過去に量子論という超難解なものに手を出しているのですが、これはブルース・リプトン先生の『思考のすごい力』という本がきっかけです(ブログ“がんと自然治癒力13”の最後[追記:“量子物理学が生物学・医学を変える日は近い”]にその経緯があります)。
著者:ブルース・リプトン
出版:PHP研究所
発行:2009年1月
ブルース・リプトン先生が感銘を受けた本が、こちらの『量子の世界』です。
著者:H.R. パージェル
出版:地人選書
発行:1983年11月
この中に“量子論の奇怪さ”について書かれた章があります。下記はその一部です。
『「量子的奇怪さ」とはいったい何なのか。それを見るため、新しい量子論の物理学を、それが取って代わった古いニュートン物理学と対比させてみよう。ニュートンの法則は、石の落下や惑星の運行とか、川や潮の流れなど、見慣れた物体やありふれた出来事からなる、目に見える世界の秩序をつかさどるものだ。このニュートン的世界像を第一義的に特色づけているのは、決定論的性格と客観性である。つまり、時計仕掛けとしての宇宙は時間の始まりから終わりに至るまで決定しているし、石や惑星などは我々が直接にそれらを観測しなくても客観的に実在しているのだ―背を向けていたってちゃんと存在している。
量子論になると、世界を(決定論や客観性のような)常識に基づいて解釈することはもはや許されなくなる。もちろん量子世界も理性によって理解しうるのだけれども、ニュートン的世界のように描写してみせることはできないのだ、これは原子やそれよりも小さい量子の世界の極微性だけが原因ではなくて、通常の物体の世界からそのまま借用した表現の手段が量子的対象には通用しないということによっている。たとえば、石などはそれが静止していて、しかもある定まった場所に置かれているという様子を我々は容易に心に描くことができる。だが電子のような量子的粒子に対して、それが空間のある一点に静止しているなどと言っても意味をなさないのだ。さらに、電子は、ニュートンの法則ではありえないような場所にも物質化して現われることができる。』
1965年に量子電磁力学の発展への貢献により、ノーベル物理学賞を受賞された物理学者のリチャード・フィリップス・ファインマン先生は次のようなユニークなアドバイスをしています。

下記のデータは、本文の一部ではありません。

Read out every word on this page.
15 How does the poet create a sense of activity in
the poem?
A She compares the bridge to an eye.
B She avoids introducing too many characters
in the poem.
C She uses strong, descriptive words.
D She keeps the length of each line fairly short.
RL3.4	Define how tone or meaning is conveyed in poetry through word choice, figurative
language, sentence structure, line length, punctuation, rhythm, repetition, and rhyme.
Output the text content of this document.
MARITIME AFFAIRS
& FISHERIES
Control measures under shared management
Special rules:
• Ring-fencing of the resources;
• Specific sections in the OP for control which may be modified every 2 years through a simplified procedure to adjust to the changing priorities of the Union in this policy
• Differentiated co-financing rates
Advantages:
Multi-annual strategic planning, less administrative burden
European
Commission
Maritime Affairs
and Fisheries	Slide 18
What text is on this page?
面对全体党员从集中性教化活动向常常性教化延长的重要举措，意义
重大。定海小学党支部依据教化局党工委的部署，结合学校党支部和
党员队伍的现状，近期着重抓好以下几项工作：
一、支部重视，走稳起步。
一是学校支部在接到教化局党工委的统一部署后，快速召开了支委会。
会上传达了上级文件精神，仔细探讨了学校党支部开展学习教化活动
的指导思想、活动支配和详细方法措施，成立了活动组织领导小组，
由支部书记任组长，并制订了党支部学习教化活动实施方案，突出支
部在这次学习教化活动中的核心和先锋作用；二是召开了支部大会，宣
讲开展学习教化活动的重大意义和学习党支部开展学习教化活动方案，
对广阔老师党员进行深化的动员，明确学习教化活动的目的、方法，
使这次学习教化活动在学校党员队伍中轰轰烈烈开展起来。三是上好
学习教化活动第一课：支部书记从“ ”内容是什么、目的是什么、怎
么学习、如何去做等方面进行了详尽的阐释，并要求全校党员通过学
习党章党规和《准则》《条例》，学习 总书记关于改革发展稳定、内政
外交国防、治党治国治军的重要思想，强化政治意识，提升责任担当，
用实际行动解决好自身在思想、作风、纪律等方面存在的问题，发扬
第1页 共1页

『量子力学が本当に理解できている人はまずいないだろう、と言って私は間違っていないと思う。諸君はもしできるなら、「だが、どうしてそんなことがありうるのだろうか」と自分自身に問い続けるのはやめた方がよい。なぜならますます深みにはまって、袋小路をさまようのが落ちで、そこから出口を見つけて出てきた人はまだいないのだから。どうして量子力学ではそうなるのかは、誰もわかってはいないのだ。』
超ひも理論の「最小部品の“ひも”は1秒間に10の42乗回以上で振動している」とか、「それは9次元(もしくは10次元)で高速に振動している」などは、理解不能、イメージ困難な別世界です。ここは、ファインマン先生の教えに従い、これらの異次元のものへの追及は早々にあきらめ、超ひも理論が「相対性理論と量子論を統合する理論」と言われている理由は何なのか? これが分かれば良しとしたいと思います。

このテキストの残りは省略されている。